“Mickey 17” Is Hardly Expendable

Part clever slapstick comedy, part social commentary, part sci-fi creature feature, Bong Joon-ho’s latest remains full of life as it kills it off.
Film + TVFilm Review

Mickey 17 Is Hardly Expendable

Part clever slapstick comedy, part social commentary, part sci-fi creature feature, Bong Joon-ho’s latest remains full of life as it kills it off.

Words: Sean Fennell

Photo: courtesy of Warner Bros.

March 07, 2025

Mickey Barnes can’t die. Not really. Or rather, he can die over and over again, but it never really sticks. It’s a framework we’ve seen before in a long line of movies using this structure as leverage to open an existential puzzle box—Groundhog Day meets Edge of Tomorrow, if you will. In the case of Mickey 17’s subject, his immortality is tethered to his profession as human guinea pig. His job is to die in the name of science, advancement, and capital gains, the semi-logical endpoint of the modern working stiff. And when he does, a new version is simply printed out to commence yet another experiment, coal for the furnace. Director and screenwriter Bong Joon-ho is both gleeful and sympathetic in his depiction of Mickey’s dreadful, yet not hopeless, existence on a distant snow planet. Mickey is a victim, retaining a glint of humanity even as he becomes arguably less human in any real sense.

There’s an easy joke to be made about Mickey 17 in which audiences, exasperated with Hollywood’s constant regurgitation, decry the fact that we haven’t even seen Mickeys 1 through 16. Upon seeing the film, though, I’m tempted to question whether the descriptor “17” refers not only to the version of Mickey who’ll become our hero, but also to the version of Joon-ho’s script we see on the screen. To both its credit and, at times, its detriment, his film is simply overflowing with ideas. Part clever slapstick comedy, part overt social commentary, and part goofy creature feature, Mickey 17 ping-pongs between tones within single sentences, much less scenes. Even after a series of nested intros handled by Robert Pattinson doing a voice somewhere between craggy Chicago detective and cartoon mouse, Bong largely dispels with the traditional three-act structure, instead favoring frantic chaos.

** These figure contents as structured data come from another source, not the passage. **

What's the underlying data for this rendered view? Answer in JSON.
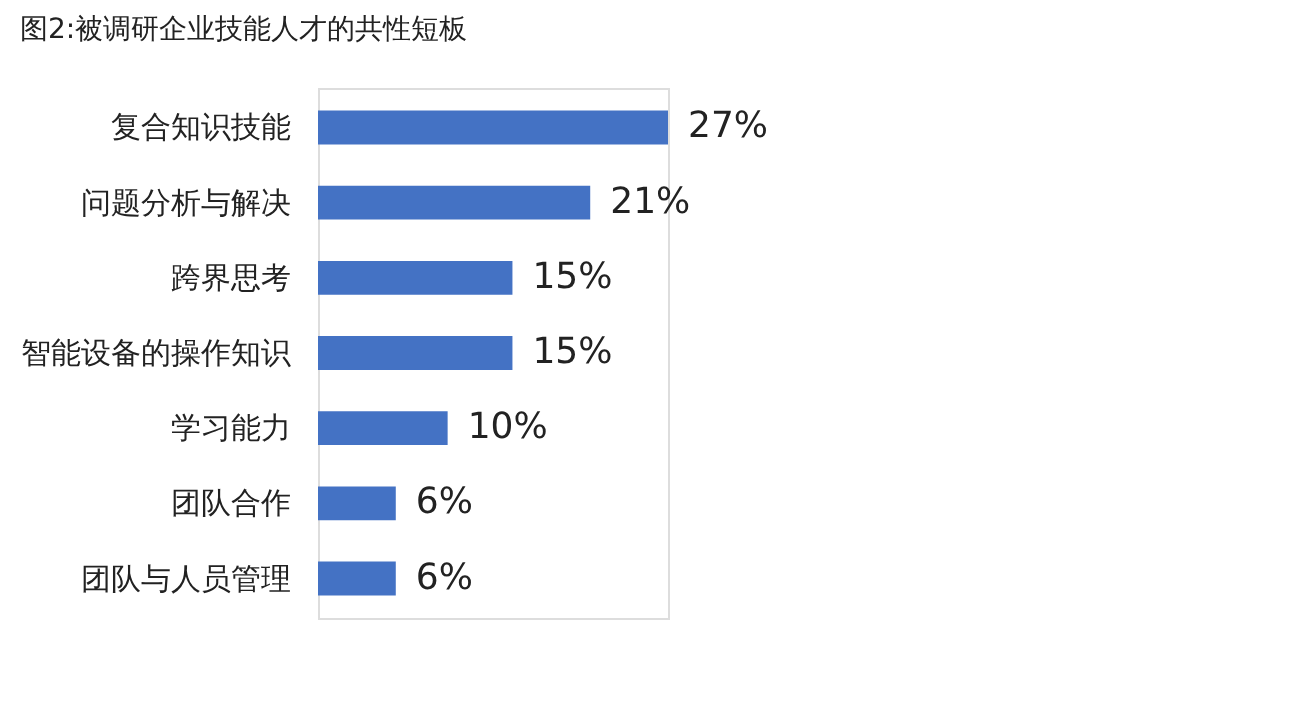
{
  "chart_data": {
    "type": "bar",
    "orientation": "horizontal",
    "title": "图2:被调研企业技能人才的共性短板",
    "categories": [
      "复合知识技能",
      "问题分析与解决",
      "跨界思考",
      "智能设备的操作知识",
      "学习能力",
      "团队合作",
      "团队与人员管理"
    ],
    "values": [
      27,
      21,
      15,
      15,
      10,
      6,
      6
    ],
    "value_labels": [
      "27%",
      "21%",
      "15%",
      "15%",
      "10%",
      "6%",
      "6%"
    ],
    "color": "#4472c4"
  }
}
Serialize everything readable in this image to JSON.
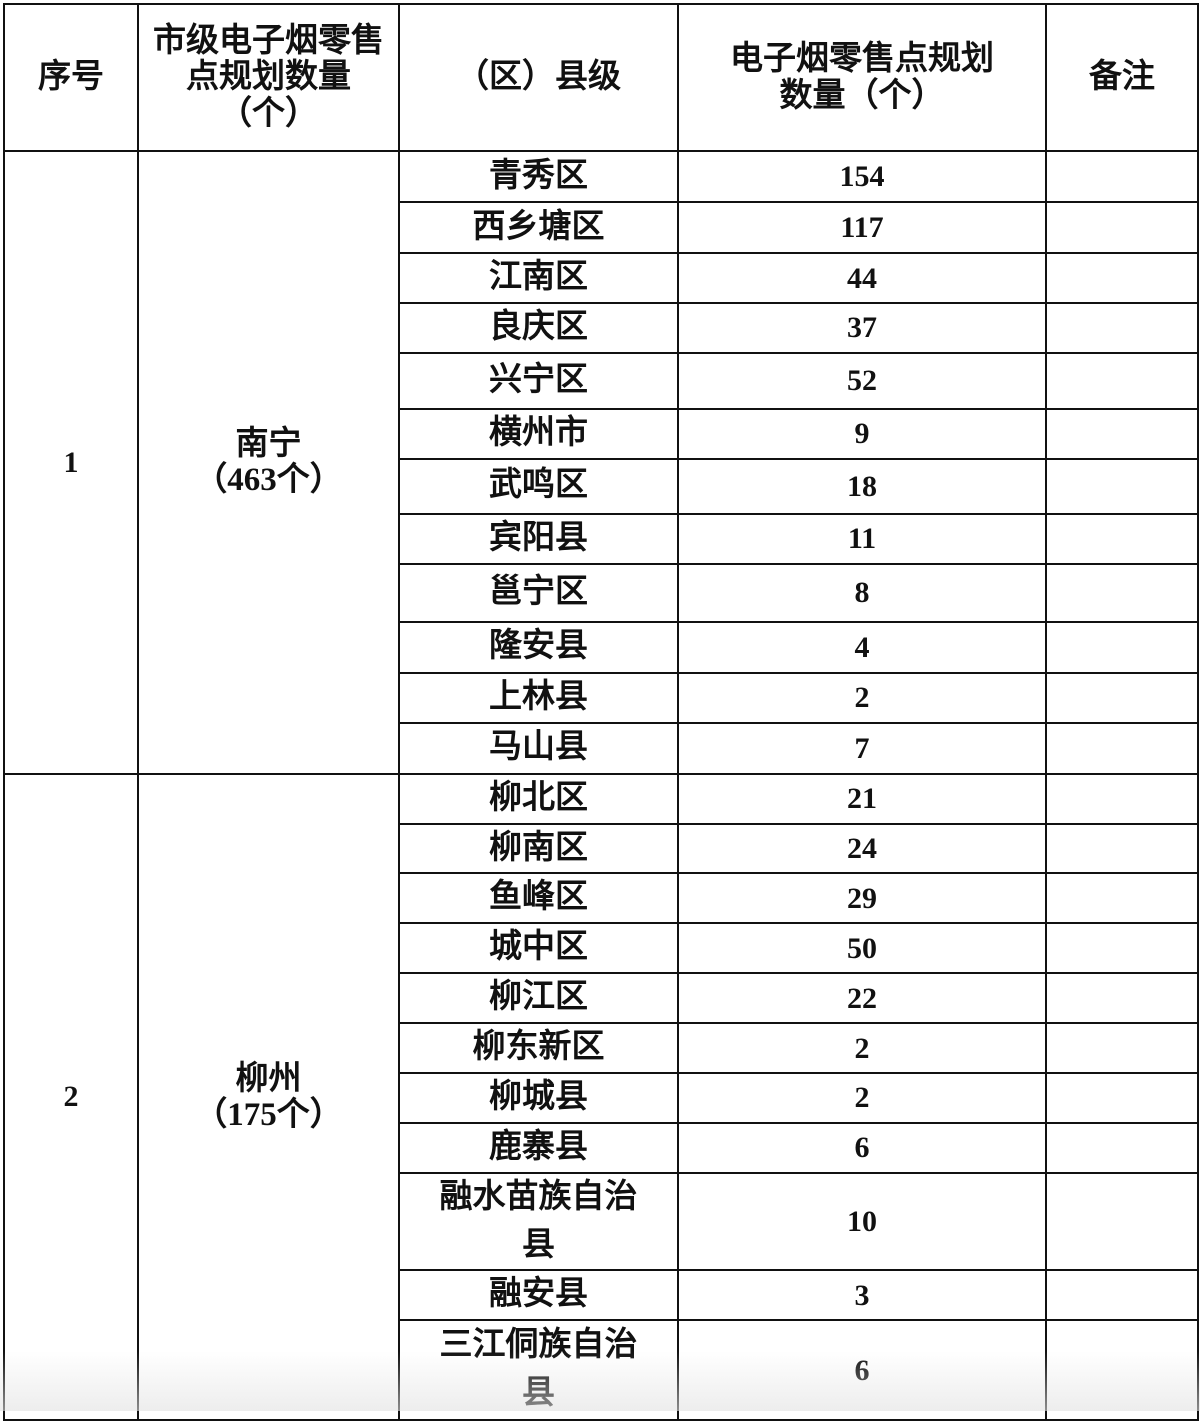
{
  "headers": {
    "index": "序号",
    "city_total": "市级电子烟零售点规划数量（个）",
    "county": "（区）县级",
    "county_count": "电子烟零售点规划数量（个）",
    "remarks": "备注"
  },
  "groups": [
    {
      "index": "1",
      "city": "南宁",
      "city_total": "（463个）",
      "rows": [
        {
          "county": "青秀区",
          "count": "154"
        },
        {
          "county": "西乡塘区",
          "count": "117"
        },
        {
          "county": "江南区",
          "count": "44"
        },
        {
          "county": "良庆区",
          "count": "37"
        },
        {
          "county": "兴宁区",
          "count": "52"
        },
        {
          "county": "横州市",
          "count": "9"
        },
        {
          "county": "武鸣区",
          "count": "18"
        },
        {
          "county": "宾阳县",
          "count": "11"
        },
        {
          "county": "邕宁区",
          "count": "8"
        },
        {
          "county": "隆安县",
          "count": "4"
        },
        {
          "county": "上林县",
          "count": "2"
        },
        {
          "county": "马山县",
          "count": "7"
        }
      ]
    },
    {
      "index": "2",
      "city": "柳州",
      "city_total": "（175个）",
      "rows": [
        {
          "county": "柳北区",
          "count": "21"
        },
        {
          "county": "柳南区",
          "count": "24"
        },
        {
          "county": "鱼峰区",
          "count": "29"
        },
        {
          "county": "城中区",
          "count": "50"
        },
        {
          "county": "柳江区",
          "count": "22"
        },
        {
          "county": "柳东新区",
          "count": "2"
        },
        {
          "county": "柳城县",
          "count": "2"
        },
        {
          "county": "鹿寨县",
          "count": "6"
        },
        {
          "county": "融水苗族自治县",
          "count": "10"
        },
        {
          "county": "融安县",
          "count": "3"
        },
        {
          "county": "三江侗族自治县",
          "count": "6"
        }
      ]
    }
  ]
}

When the primary plot does eventually take shape, it's because Mickey, through an unfortunate case of mistaken demise, is split into two corporeal forms—a big no-no in the world of Mickey 17. It’s here, especially, where you feel the movie attempt to perform a similar feat, struggling against the confines of its own being. Subplots include a misbegotten love triangle, fetishistic gangster revenge, futuristic drug use, biochemical weapons production, and alien-based culinary pursuits. That’s before I get into whatever the hell it is Mark Ruffalo and Toni Collette are up to as the absurdist windbag leaders of this interstellar exposition. Ruffalo especially—sporting garish fake teeth and hamming it to the rafters as a failed politician and insane capitalist showman—threatens to pull the film apart at the seams.  

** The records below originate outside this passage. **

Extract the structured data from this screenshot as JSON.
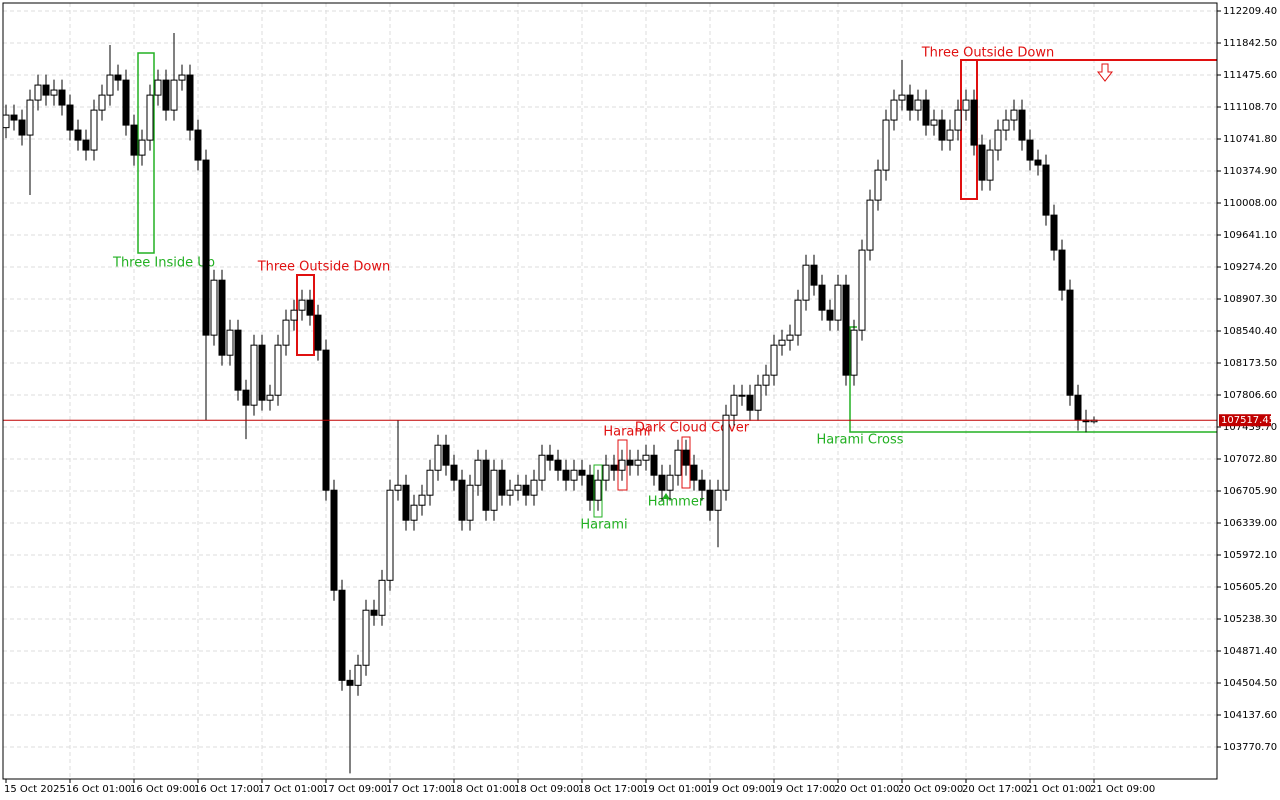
{
  "chart_data": {
    "type": "candlestick",
    "categories": [
      "15 Oct 2025",
      null,
      null,
      null,
      null,
      null,
      null,
      null,
      "16 Oct 01:00",
      null,
      null,
      null,
      null,
      null,
      null,
      null,
      "16 Oct 09:00",
      null,
      null,
      null,
      null,
      null,
      null,
      null,
      "16 Oct 17:00",
      null,
      null,
      null,
      null,
      null,
      null,
      null,
      "17 Oct 01:00",
      null,
      null,
      null,
      null,
      null,
      null,
      null,
      "17 Oct 09:00",
      null,
      null,
      null,
      null,
      null,
      null,
      null,
      "17 Oct 17:00",
      null,
      null,
      null,
      null,
      null,
      null,
      null,
      "18 Oct 01:00",
      null,
      null,
      null,
      null,
      null,
      null,
      null,
      "18 Oct 09:00",
      null,
      null,
      null,
      null,
      null,
      null,
      null,
      "18 Oct 17:00",
      null,
      null,
      null,
      null,
      null,
      null,
      null,
      "19 Oct 01:00",
      null,
      null,
      null,
      null,
      null,
      null,
      null,
      "19 Oct 09:00",
      null,
      null,
      null,
      null,
      null,
      null,
      null,
      "19 Oct 17:00",
      null,
      null,
      null,
      null,
      null,
      null,
      null,
      "20 Oct 01:00",
      null,
      null,
      null,
      null,
      null,
      null,
      null,
      "20 Oct 09:00",
      null,
      null,
      null,
      null,
      null,
      null,
      null,
      "20 Oct 17:00",
      null,
      null,
      null,
      null,
      null,
      null,
      null,
      "21 Oct 01:00",
      null,
      null,
      null,
      null,
      null,
      null,
      null,
      "21 Oct 09:00"
    ],
    "open": [
      110872,
      111016,
      110959,
      110787,
      111188,
      111360,
      111245,
      111303,
      111131,
      110844,
      110729,
      110615,
      111073,
      111245,
      111475,
      111417,
      110901,
      110557,
      110729,
      111245,
      111417,
      111073,
      111417,
      111475,
      110844,
      110500,
      108493,
      109123,
      108263,
      108550,
      107862,
      107690,
      108378,
      107747,
      107804,
      108378,
      108665,
      108779,
      108894,
      108722,
      108321,
      106715,
      105568,
      104535,
      104478,
      104708,
      105339,
      105281,
      105682,
      106715,
      106772,
      106371,
      106543,
      106658,
      106944,
      107231,
      107002,
      106830,
      106371,
      106772,
      107059,
      106485,
      106944,
      106658,
      106715,
      106772,
      106658,
      106830,
      107116,
      107059,
      106944,
      106830,
      106944,
      106887,
      106600,
      106830,
      107002,
      106944,
      107059,
      107002,
      107059,
      107116,
      106887,
      106715,
      106887,
      107174,
      107002,
      106830,
      106715,
      106485,
      106715,
      107575,
      107804,
      107804,
      107632,
      107919,
      108034,
      108378,
      108435,
      108493,
      108894,
      109295,
      109066,
      108779,
      108665,
      109066,
      108034,
      108550,
      109468,
      110041,
      110385,
      110959,
      111188,
      111245,
      111073,
      111188,
      110901,
      110959,
      110729,
      110844,
      111073,
      111188,
      110672,
      110270,
      110615,
      110844,
      110959,
      111073,
      110729,
      110500,
      110443,
      109869,
      109468,
      109009,
      107804,
      107518,
      107500
    ],
    "high": [
      111136,
      111136,
      111079,
      111308,
      111480,
      111480,
      111423,
      111423,
      111251,
      110964,
      110849,
      111193,
      111365,
      111819,
      111595,
      111537,
      111021,
      110849,
      111365,
      111537,
      111537,
      111957,
      111595,
      111595,
      110964,
      110620,
      109243,
      109243,
      108670,
      108670,
      107982,
      108498,
      108498,
      107924,
      108498,
      108785,
      108899,
      109014,
      109014,
      108842,
      108441,
      106835,
      105688,
      104655,
      104828,
      105459,
      105459,
      105802,
      106835,
      107518,
      106892,
      106663,
      106778,
      107064,
      107351,
      107351,
      107122,
      106950,
      106892,
      107179,
      107179,
      107064,
      107064,
      106835,
      106892,
      106892,
      106950,
      107236,
      107236,
      107179,
      107064,
      107064,
      107064,
      107007,
      106950,
      107122,
      107122,
      107179,
      107179,
      107179,
      107236,
      107236,
      107007,
      107007,
      107294,
      107294,
      107122,
      106950,
      106835,
      106835,
      107695,
      107924,
      107924,
      107924,
      108039,
      108154,
      108498,
      108555,
      108613,
      109014,
      109415,
      109415,
      109186,
      108899,
      109186,
      109186,
      108670,
      109588,
      110161,
      110505,
      111079,
      111308,
      111647,
      111365,
      111308,
      111308,
      111079,
      111079,
      110964,
      111193,
      111308,
      111308,
      110792,
      110735,
      110964,
      111079,
      111193,
      111193,
      110849,
      110620,
      110563,
      109989,
      109588,
      109129,
      107924,
      107638,
      107560
    ],
    "low": [
      110752,
      110839,
      110667,
      110100,
      111068,
      111125,
      111125,
      111011,
      110724,
      110609,
      110495,
      110495,
      110953,
      111125,
      111297,
      110781,
      110437,
      110437,
      110609,
      111125,
      110953,
      110953,
      111297,
      110724,
      110380,
      107518,
      108373,
      108143,
      108143,
      107742,
      107300,
      107570,
      107627,
      107627,
      107684,
      108258,
      108545,
      108659,
      108602,
      108201,
      106595,
      105448,
      104415,
      103469,
      104358,
      104588,
      105161,
      105161,
      105562,
      106595,
      106251,
      106251,
      106423,
      106538,
      106824,
      106882,
      106710,
      106251,
      106251,
      106652,
      106365,
      106365,
      106538,
      106538,
      106595,
      106538,
      106538,
      106710,
      106939,
      106824,
      106710,
      106710,
      106767,
      106480,
      106480,
      106710,
      106824,
      106824,
      106882,
      106882,
      106939,
      106767,
      106595,
      106595,
      106767,
      106882,
      106710,
      106595,
      106365,
      106061,
      106595,
      107455,
      107684,
      107512,
      107512,
      107799,
      107914,
      108258,
      108315,
      108373,
      108774,
      108946,
      108659,
      108545,
      108545,
      107914,
      107914,
      108430,
      109348,
      109921,
      110265,
      110839,
      111068,
      110953,
      110953,
      110781,
      110781,
      110609,
      110609,
      110724,
      110953,
      110552,
      110150,
      110150,
      110495,
      110724,
      110839,
      110609,
      110380,
      110323,
      109749,
      109348,
      108889,
      107684,
      107398,
      107380,
      107480
    ],
    "close": [
      111016,
      110959,
      110787,
      111188,
      111360,
      111245,
      111303,
      111131,
      110844,
      110729,
      110615,
      111073,
      111245,
      111475,
      111417,
      110901,
      110557,
      110729,
      111245,
      111417,
      111073,
      111417,
      111475,
      110844,
      110500,
      108493,
      109123,
      108263,
      108550,
      107862,
      107690,
      108378,
      107747,
      107804,
      108378,
      108665,
      108779,
      108894,
      108722,
      108321,
      106715,
      105568,
      104535,
      104478,
      104708,
      105339,
      105281,
      105682,
      106715,
      106772,
      106371,
      106543,
      106658,
      106944,
      107231,
      107002,
      106830,
      106371,
      106772,
      107059,
      106485,
      106944,
      106658,
      106715,
      106772,
      106658,
      106830,
      107116,
      107059,
      106944,
      106830,
      106944,
      106887,
      106600,
      106830,
      107002,
      106944,
      107059,
      107002,
      107059,
      107116,
      106887,
      106715,
      106887,
      107174,
      107002,
      106830,
      106715,
      106485,
      106715,
      107575,
      107804,
      107804,
      107632,
      107919,
      108034,
      108378,
      108435,
      108493,
      108894,
      109295,
      109066,
      108779,
      108665,
      109066,
      108034,
      108550,
      109468,
      110041,
      110385,
      110959,
      111188,
      111245,
      111073,
      111188,
      110901,
      110959,
      110729,
      110844,
      111073,
      111188,
      110672,
      110270,
      110615,
      110844,
      110959,
      111073,
      110729,
      110500,
      110443,
      109869,
      109468,
      109009,
      107804,
      107518,
      107500,
      107517.45
    ],
    "up_color": "#ffffff",
    "down_color": "#000000",
    "ylim": [
      103403.8,
      112301.1
    ],
    "yticks": [
      {
        "value": 112209.4,
        "label": "112209.40"
      },
      {
        "value": 111842.5,
        "label": "111842.50"
      },
      {
        "value": 111475.6,
        "label": "111475.60"
      },
      {
        "value": 111108.7,
        "label": "111108.70"
      },
      {
        "value": 110741.8,
        "label": "110741.80"
      },
      {
        "value": 110374.9,
        "label": "110374.90"
      },
      {
        "value": 110008,
        "label": "110008.00"
      },
      {
        "value": 109641.1,
        "label": "109641.10"
      },
      {
        "value": 109274.2,
        "label": "109274.20"
      },
      {
        "value": 108907.3,
        "label": "108907.30"
      },
      {
        "value": 108540.4,
        "label": "108540.40"
      },
      {
        "value": 108173.5,
        "label": "108173.50"
      },
      {
        "value": 107806.6,
        "label": "107806.60"
      },
      {
        "value": 107439.7,
        "label": "107439.70"
      },
      {
        "value": 107072.8,
        "label": "107072.80"
      },
      {
        "value": 106705.9,
        "label": "106705.90"
      },
      {
        "value": 106339,
        "label": "106339.00"
      },
      {
        "value": 105972.1,
        "label": "105972.10"
      },
      {
        "value": 105605.2,
        "label": "105605.20"
      },
      {
        "value": 105238.3,
        "label": "105238.30"
      },
      {
        "value": 104871.4,
        "label": "104871.40"
      },
      {
        "value": 104504.5,
        "label": "104504.50"
      },
      {
        "value": 104137.6,
        "label": "104137.60"
      },
      {
        "value": 103770.7,
        "label": "103770.70"
      }
    ],
    "grid": true,
    "current_price": 107517.45,
    "current_price_color": "#c00000",
    "annotations": [
      {
        "text": "Three Inside Up",
        "color": "#22b022"
      },
      {
        "text": "Three Outside Down",
        "color": "#e01010"
      },
      {
        "text": "Harami",
        "color": "#22b022"
      },
      {
        "text": "Harami",
        "color": "#e01010"
      },
      {
        "text": "Dark Cloud Cover",
        "color": "#e01010"
      },
      {
        "text": "Hammer",
        "color": "#22b022"
      },
      {
        "text": "Harami Cross",
        "color": "#22b022"
      },
      {
        "text": "Three Outside Down",
        "color": "#e01010"
      }
    ]
  }
}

And yet, even as Bong inevitably struggles to keep all of these balls in the air, and even as I can sit and playfully pick it apart, Mickey 17 remains so much goddamn fun that any attempt to kill it would be as futile as killing Mickey himself. The joy comes from Joon-ho’s complete lack of preciousness concerning the whole thing. His abandonment of any of the film’s dozen subplots isn’t negligence but showmanship, sleights of hand allowing for the most bugnuts outcome to seem plausible, if not inevitable. Pattinson, to his credit, is incredibly game, his buoyant, whiplash energy banging around the grey hull of their existence with an indulgence that suits the film wonderfully. 

Ultimately, Mickey 17 falls much closer to Okja or Snowpiercer than any of Joon-ho’s South Korean features. Sure, it may be a fair bit more expendable than the searing class commentary of his Oscar-winning Parasite, but hell if it isn’t full of life.